Accordingly, the district court's denial of George's motion to suppress is affirmed.
George also alleges that the district court erred in sentencing him to consecutive prison sentences after the court had previously accepted his plea and filed as part of the record a written plea agreement containing a binding sentencing provision pursuant to Federal Rule of Criminal Procedure 11(e)(1)(C). The plea agreement provided that "any sentence of incarceration imposed on either count shall be concurrent with the sentence of incarceration imposed on the other count." J.A. at 248.

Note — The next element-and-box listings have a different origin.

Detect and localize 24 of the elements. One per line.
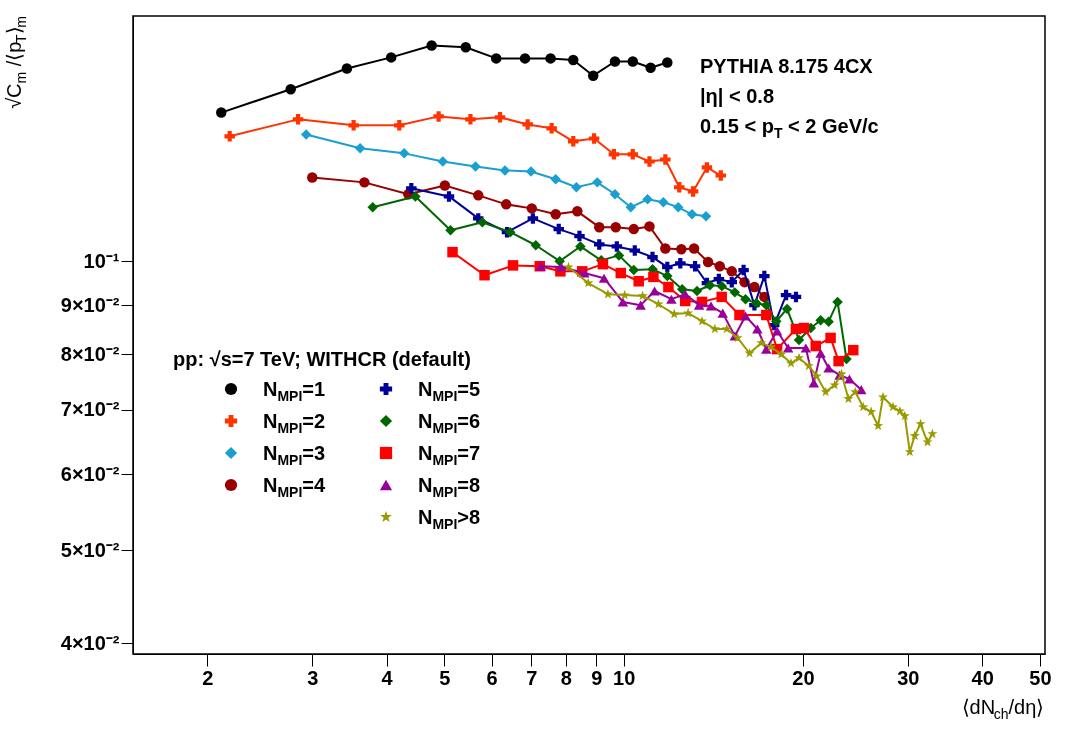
annotation: |η| < 0.8 bbox=[700, 85, 775, 107]
y-tick-label: 5×10⁻² bbox=[60, 538, 120, 561]
y-tick-label: 7×10⁻² bbox=[60, 398, 120, 421]
y-tick-label: 4×10⁻² bbox=[60, 631, 120, 654]
x-tick-label: 9 bbox=[591, 666, 603, 689]
y-tick-label: 6×10⁻² bbox=[60, 462, 120, 485]
x-tick-label: 10 bbox=[613, 666, 636, 689]
y-axis-title: √Cm /⟨pT⟩m bbox=[3, 15, 29, 109]
y-tick-label: 8×10⁻² bbox=[60, 342, 120, 365]
y-tick-label: 9×10⁻² bbox=[60, 293, 120, 316]
x-tick-label: 30 bbox=[897, 666, 920, 689]
x-tick-label: 5 bbox=[439, 666, 451, 689]
annotation: PYTHIA 8.175 4CX bbox=[700, 55, 874, 77]
x-tick-label: 3 bbox=[307, 666, 319, 689]
y-tick-label: 10⁻¹ bbox=[83, 249, 120, 272]
x-tick-label: 7 bbox=[526, 666, 538, 689]
legend-title: pp: √s=7 TeV; WITHCR (default) bbox=[173, 348, 471, 370]
x-tick-label: 8 bbox=[560, 666, 572, 689]
x-tick-label: 4 bbox=[381, 666, 394, 689]
x-tick-label: 50 bbox=[1029, 666, 1052, 689]
x-tick-label: 6 bbox=[486, 666, 498, 689]
x-tick-label: 40 bbox=[971, 666, 994, 689]
x-tick-label: 20 bbox=[792, 666, 815, 689]
x-tick-label: 2 bbox=[202, 666, 214, 689]
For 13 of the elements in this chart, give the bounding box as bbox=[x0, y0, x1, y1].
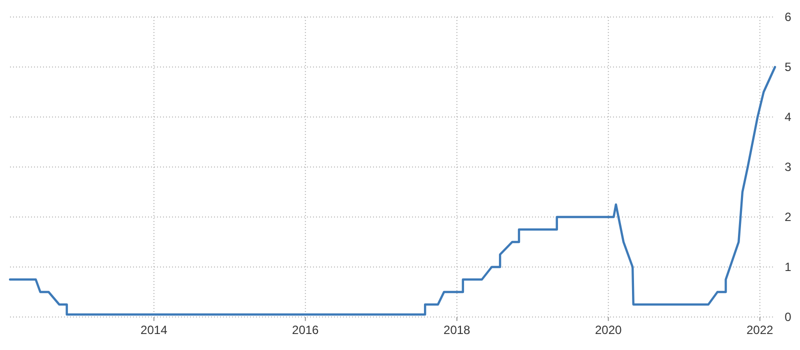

Notwithstanding the above agreement, the district court ruled at the sentencing hearing that its two-year sentence of incarceration on one count and one-year sentence of incarceration on the second count should run consecutively. When counsel for the appellant objected, the court responded, "I am not going to [make the sentences of incarceration concurrent]. I know that was the recommendation in the Plea Agreement, but I am not going to do that." J.A. at 286.
When a plea agreement of the type specified in Rule 11(e)(1)(C) is tendered, the court may accept or reject the agreement, or the court may defer its decision as to the acceptance or rejection until there has been an opportunity to consider the presentence report. If the decision is reserved and the court subsequently rejects the plea agreement, it must afford the defendant an opportunity to withdraw the plea. Here the record does not reveal that the district court deferred its decision, and it is likewise unclear whether it accepted the terms of the plea agreement when it received George's guilty plea. However, it is well settled that such an ambiguity must be resolved in George's favor. See United States v. Holman, 728 F.2d 809 (6th Cir.), cert. denied, 469 U.S. 983 (1984). Once a court has accepted a plea agreement under Rule 11(e)(1)(C), it is bound by that agreement and must impose the agreed upon sentence. United States v. Jackson, 563 F.2d 1145, 1147 n. 4 (4th Cir.1977).
We hold that the district court erred in ordering that the sentences of incarceration run consecutively. Accordingly, we vacate the sentence imposed on the two counts and remand for resentencing consistent with the plea agreement.
AFFIRMED IN PART, REVERSED IN PART, AND REMANDED.